Jean-Luc Coatalem fait partie de la famille de nos grands écrivains méconnus. Cela fait pourtant près de trente ans qu’à travers romans, récits ou nouvelles, il construit une œuvre pleine de fantaisie et de douce mélancolie sur fond d’horizons lointains. De Zone tropicale à Mission au Paraguay en passant par Suite indochinoise, Je suis dans les mers du Sud ou Le Dernier Roi d’Angkor, les titres des livres de Coatalem dessinent une part de son inspiration sans que l’étiquette d’« écrivain voyageur » ne suffise à cerner sa géographie littéraire.
Dans son roman, Le Gouverneur d’Antipodia paru en 2012, il invite le lecteur à découvrir une île, ou plutôt un confetti « à mi-chemin entre le sud de la Tasmanie et le nord du continent Antarctique ». La population y est minimale : deux âmes et un troupeau de chèvres. Parmi les humains, voici Albert Paumier de Franville, cinquante-deux ans : « Détaché par la compagnie La Glaciale qui en a la concession, mais sous l’autorité du préfet des TAAF (Terres australes et antarctiques françaises), je suis à la fois l’administrateur de ces terres désolées, le conservateur de sa faune et de sa flore, son météorologue, son officier légiste et son douanier, bref, une sorte de consul honoraire. » Bref, c’est le patron et il aime se faire appeler « le Gouverneur » ou « le Gouv’ ». Sous sa gouverne : François Lejodic alias Jodic, trente-quatre ans, qui entame sa deuxième saison à Antipodia en qualité d’électromécanicien.
L’humanité, quelle farce…
On devine qu’être muté sur cet ilot, où les cieux « sont rouges et noirs comme dans un décor de music-hall », n’est pas vraiment une promotion. Le Gouverneur paie pour avoir été pris dans une sombre affaire de mœurs tandis que son compagnon est venu oublier « le monde d’avant » et sa vie d’autrefois « devenue un rêve effiloché ». Pour se distraire, les deux hommes alternent parties de Scrabble et de fléchettes. Il y a aussi Babetta, une Suédoise pas farouche dont les performances cinématographico-sexuelles sont consignées dans une précieuse VHS. Quant à Jodic, il possède son petit jardin secret : le bien-nommé reva-reva, plante hallucinogène dont le jus le sauve de la mélancolie en lui redonnant – la cueillette cédant la place, civilisation oblige, à la chasse – le goût d’instincts anciens et un peu guerriers. Quelques chèvres ne s’en remettront pas. L’existence de ce tandem, aussi harmonieux que désaccordé, va être troublée par l’arrivée d’un naufragé mauricien. Sauvé des eaux, Moïse n’est pas pour autant sorti d’affaire…
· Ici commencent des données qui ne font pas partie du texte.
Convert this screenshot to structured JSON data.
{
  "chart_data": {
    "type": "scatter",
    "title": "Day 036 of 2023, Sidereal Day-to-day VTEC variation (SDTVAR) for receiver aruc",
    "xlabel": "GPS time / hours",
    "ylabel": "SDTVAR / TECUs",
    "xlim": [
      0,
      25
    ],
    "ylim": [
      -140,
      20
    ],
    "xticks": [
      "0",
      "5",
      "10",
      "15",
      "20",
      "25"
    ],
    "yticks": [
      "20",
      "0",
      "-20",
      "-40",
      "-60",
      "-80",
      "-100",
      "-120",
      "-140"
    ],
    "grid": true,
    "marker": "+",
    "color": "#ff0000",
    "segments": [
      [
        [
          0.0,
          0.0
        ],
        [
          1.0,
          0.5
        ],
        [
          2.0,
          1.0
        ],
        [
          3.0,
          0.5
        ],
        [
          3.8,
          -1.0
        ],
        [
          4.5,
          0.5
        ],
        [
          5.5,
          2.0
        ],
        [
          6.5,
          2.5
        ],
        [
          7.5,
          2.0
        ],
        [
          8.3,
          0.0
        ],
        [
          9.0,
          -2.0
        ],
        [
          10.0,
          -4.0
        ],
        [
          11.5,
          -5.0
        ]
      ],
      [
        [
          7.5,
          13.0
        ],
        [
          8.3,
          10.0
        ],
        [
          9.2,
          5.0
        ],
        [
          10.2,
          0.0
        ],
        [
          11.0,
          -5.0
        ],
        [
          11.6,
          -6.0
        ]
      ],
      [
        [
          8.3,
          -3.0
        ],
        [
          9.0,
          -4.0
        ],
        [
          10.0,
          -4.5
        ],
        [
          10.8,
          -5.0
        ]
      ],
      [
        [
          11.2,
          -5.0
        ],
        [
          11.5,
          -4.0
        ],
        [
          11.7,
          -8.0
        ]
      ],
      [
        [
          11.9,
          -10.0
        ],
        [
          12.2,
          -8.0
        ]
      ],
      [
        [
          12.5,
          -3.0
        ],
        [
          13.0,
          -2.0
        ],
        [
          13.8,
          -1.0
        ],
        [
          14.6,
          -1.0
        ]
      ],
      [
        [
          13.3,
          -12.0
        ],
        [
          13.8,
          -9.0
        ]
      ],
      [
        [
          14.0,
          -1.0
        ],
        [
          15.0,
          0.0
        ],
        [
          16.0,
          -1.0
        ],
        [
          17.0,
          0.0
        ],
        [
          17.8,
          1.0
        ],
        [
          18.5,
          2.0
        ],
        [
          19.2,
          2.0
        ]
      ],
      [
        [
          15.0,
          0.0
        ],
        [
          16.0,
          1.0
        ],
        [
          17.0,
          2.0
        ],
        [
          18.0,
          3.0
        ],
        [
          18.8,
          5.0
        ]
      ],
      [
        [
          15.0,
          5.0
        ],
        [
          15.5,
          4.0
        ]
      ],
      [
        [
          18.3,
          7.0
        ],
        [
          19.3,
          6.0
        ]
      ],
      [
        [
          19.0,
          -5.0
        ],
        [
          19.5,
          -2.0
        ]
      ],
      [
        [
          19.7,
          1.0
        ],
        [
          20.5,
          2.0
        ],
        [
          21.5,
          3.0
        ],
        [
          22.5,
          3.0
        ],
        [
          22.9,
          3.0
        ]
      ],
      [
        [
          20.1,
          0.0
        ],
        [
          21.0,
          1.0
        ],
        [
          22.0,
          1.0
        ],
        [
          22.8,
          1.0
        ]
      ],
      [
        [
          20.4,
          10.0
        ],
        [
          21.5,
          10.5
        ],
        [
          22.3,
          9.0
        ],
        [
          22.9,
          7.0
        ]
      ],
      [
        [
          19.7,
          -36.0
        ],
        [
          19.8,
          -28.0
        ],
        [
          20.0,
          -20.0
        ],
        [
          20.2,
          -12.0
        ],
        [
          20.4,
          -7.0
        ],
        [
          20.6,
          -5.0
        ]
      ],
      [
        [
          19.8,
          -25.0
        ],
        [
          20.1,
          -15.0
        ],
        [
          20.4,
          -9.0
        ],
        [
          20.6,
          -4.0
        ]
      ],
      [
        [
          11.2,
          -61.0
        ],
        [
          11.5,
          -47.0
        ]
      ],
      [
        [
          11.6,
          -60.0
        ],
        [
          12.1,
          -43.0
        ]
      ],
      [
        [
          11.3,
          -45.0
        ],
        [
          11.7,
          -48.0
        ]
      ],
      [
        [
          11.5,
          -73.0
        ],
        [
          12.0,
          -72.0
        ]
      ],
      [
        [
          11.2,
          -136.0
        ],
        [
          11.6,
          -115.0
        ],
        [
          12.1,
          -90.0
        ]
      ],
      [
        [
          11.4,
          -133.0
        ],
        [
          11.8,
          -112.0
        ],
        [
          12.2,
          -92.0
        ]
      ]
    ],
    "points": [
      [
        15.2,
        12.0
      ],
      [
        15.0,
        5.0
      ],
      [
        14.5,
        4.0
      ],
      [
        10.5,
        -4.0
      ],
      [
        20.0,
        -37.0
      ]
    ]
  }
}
Si les motifs rassemblés dans Le Gouverneur d’Antipodia, qui rappellent autant Robinson Crusoé que Le Désert des Tartares, ne sont pas inédits, Jean-Luc Coatalem les revisite à sa manière : altière et mordante. L’absurde s’invite dans cette sorte de fable métaphysique qui s’achève dans un jeu de massacre désolant et réjouissant. Chez Coatalem, on croit pouvoir fuir, s’échapper, trouver enfin des latitudes plus accueillantes. Peine perdue. « L’humanité, quelle farce ! », s’exclame le Gouverneur. Cela pourrait être aussi le titre de ce roman drolatique et noir, mais ce serait oublier la grâce poétique de son style : « Une grosse mouche est posée sur mon doigt, bague éphémère et merveilleuse. Mes souvenirs ressemblent à ces fleurs de thé japonais qui se déplient et s’épanouissent dans l’eau brûlante. Laisser refroidir. Bonsoir, choses d’ici-bas. » On croyait être chez Jules Verne et l’ombre de Paul-Jean Toulet apparaît.